Thursday, December 15, 2005

Dating Design Patterns

I have been spending a lot of time looking into various software design patterns, so when I saw this on Thinkgeek.com I couldn’t help but laugh.

Christmas is almost here. What a great gift for your single geek friends.

Web Messenger

I did not know there was a web version of MSN Messenger. It doesn’t have everything that the desktop version has (it only focuses on chat) but if your company has blocked the MSN Messenger ports this is a great work around.

Actually the company that I work for blocked this site but didn't block the MSN Messenger ports.

Chat on!

Thursday, December 01, 2005

IM the Encarta Server

I saw this on Chris Sells' blog. What you do is add encarta@conversagent.com to your MSN IM contract list and then you can chat with the Encarta server by asking it questions. The questions are somewhat limiting, however the idea of chatting with a computer is very interesting. Being that you are using an application that is primarily used to communicate with humans, this has an AI feel to it. It is very cool.

Example Questions:

  • What is the population of the earth?
  • Solve x+2=5

Monday, November 21, 2005

On the Effectiveness of Aluminium Foil Helmets

I thought this was good.

The funnies thing is that the first picture (of Ali Rahimi) looks just like one of the guys that I work with.

Monday, November 07, 2005

Application Response Time

I was listening to a podcast interview with Joel Spolsky and the interviewer mentioned a quote that I thought was quite good. He quoted Jacob Nelson (I hope I got that correct).

“If the application responds in a 10th of a second, then you feel like you are in control. If the application responds in a second, then you feel like you are being controlled. And if the application responds in 10 seconds, then it is broken.”

BTW: Joel had some interesting ideas on Ajax and Web 2.0.

Wednesday, October 19, 2005

Silicon Art

This is really cool. Over at Silicon Zone you can find some images found on processors.

I find it amazing how small these things are, you have to use a high powered-microscope just to see it. Even more amazing is the fact that chip builders would put these images on processors in the first place.


Daffy Duck

Where’s Waldo?

Tasmanian Devil

The Space Shuttle

Dilbert

Monday, October 10, 2005

External Hard Drive

After a couple of hard-drive failures I decided to get an external hard drive. I bought an external Coolmax CD-310-U2 series. It does not come with a hard drive but instead allows you to put your own hard drive in it. It connects to your computer via a USB connection. Being a hard drive junky, I like to have a couple of hard drives kicking around that hold my data.
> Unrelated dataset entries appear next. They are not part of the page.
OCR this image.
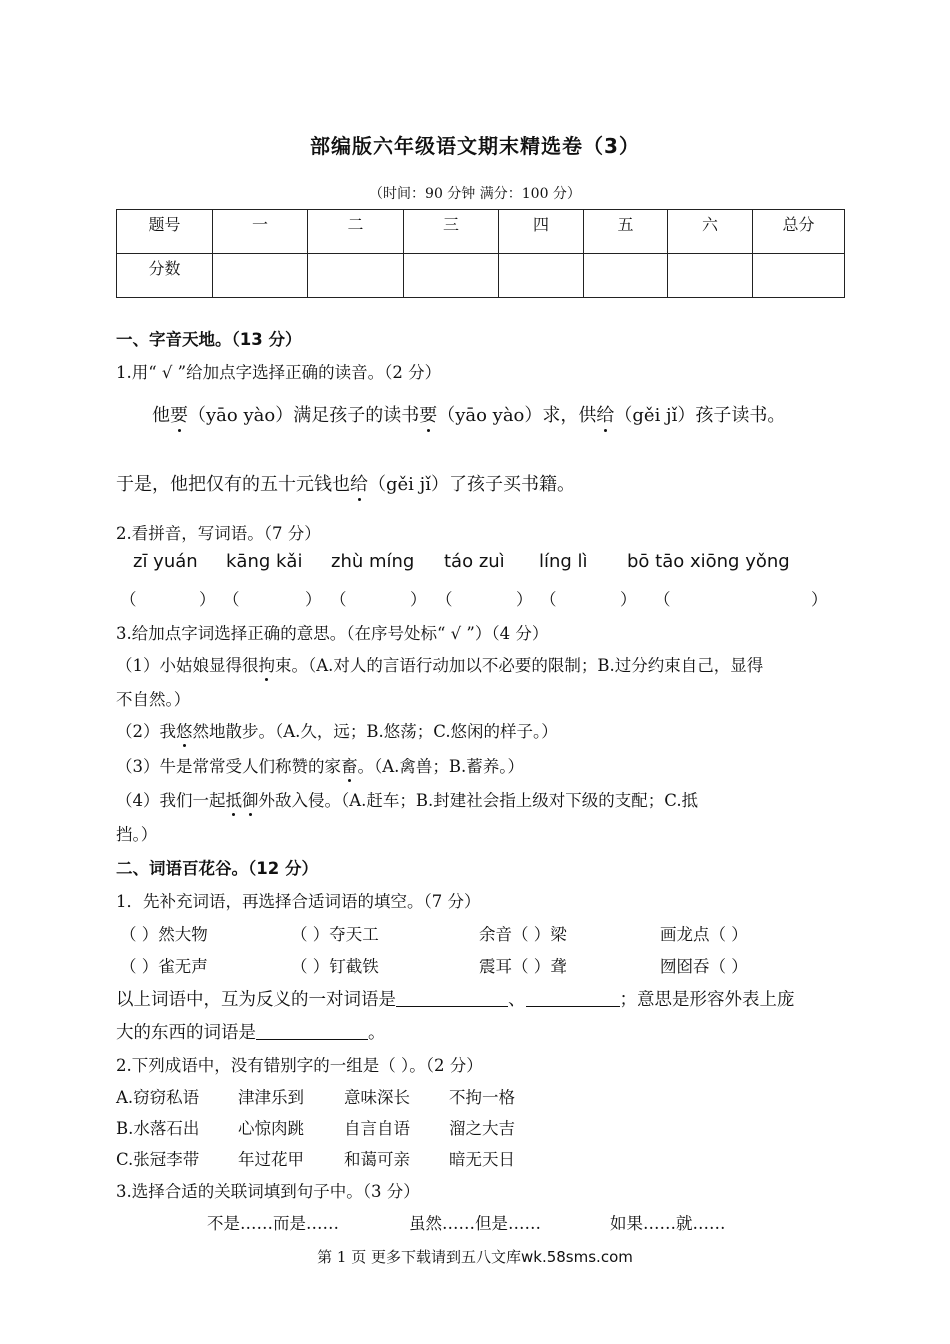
部编版六年级语文期末精选卷（3）
（时间：90 分钟 满分：100 分）
题号	一	二	三	四	五	六	总分
分数							
一、字音天地。（13 分）
1.用“ √ ”给加点字选择正确的读音。（2 分）
他要（yāo yào）满足孩子的读书要（yāo yào）求，供给（gěi jǐ）孩子读书。
于是，他把仅有的五十元钱也给（gěi jǐ）了孩子买书籍。
2.看拼音，写词语。（7 分）
zī yuán kāng kǎi zhù míng táo zuì líng lì bō tāo xiōng yǒng
（	） （	） （	） （	） （	） （	）
3.给加点字词选择正确的意思。（在序号处标“ √ ”）（4 分）
（1）小姑娘显得很拘束。（A.对人的言语行动加以不必要的限制；B.过分约束自己，显得
不自然。）
（2）我悠然地散步。（A.久，远；B.悠荡；C.悠闲的样子。）
（3）牛是常常受人们称赞的家畜。（A.禽兽；B.蓄养。）
（4）我们一起抵御外敌入侵。（A.赶车；B.封建社会指上级对下级的支配；C.抵
挡。）
二、词语百花谷。（12 分）
1．先补充词语，再选择合适词语的填空。（7 分）
（ ）然大物	（ ）夺天工	余音（ ）梁	画龙点（ ）
（ ）雀无声	（ ）钉截铁	震耳（ ）聋	囫囵吞（ ）
以上词语中，互为反义的一对词语是	、	；意思是形容外表上庞
大的东西的词语是	。
2.下列成语中，没有错别字的一组是（ ）。（2 分）
A.窃窃私语 津津乐到 意味深长 不拘一格
B.水落石出 心惊肉跳 自言自语 溜之大吉
C.张冠李带 年过花甲 和蔼可亲 暗无天日
3.选择合适的关联词填到句子中。（3 分）
不是……而是……	虽然……但是……	如果……就……
第 1 页 更多下载请到五八文库wk.58sms.com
You can use any 3.5” IDE HDD (ATA66/100/133). (It does NOT support SATA hard drives.) It is quite easy to setup, all you do is plug in a formatted hard drive (set to master or default) into the case then close up the case and you are up and running. I then downloaded SyncToy for Windows XP and am using that to synchronize directories from my computer to the external hard drive. SyncToy was originally created to synchronize pictures across different machines. The only thing that I found that I wish it supported was the ability to synchronize just the files in a directory without scanning the subdirectories. So if you have files in you’re My Documents directory that you want synchronized, you have to synchronize the entire My Documents directory and subdirectories or copy the files to another folder. I ended up copying the files to a My Docs folder under My Documents. This is a little annoying but doable.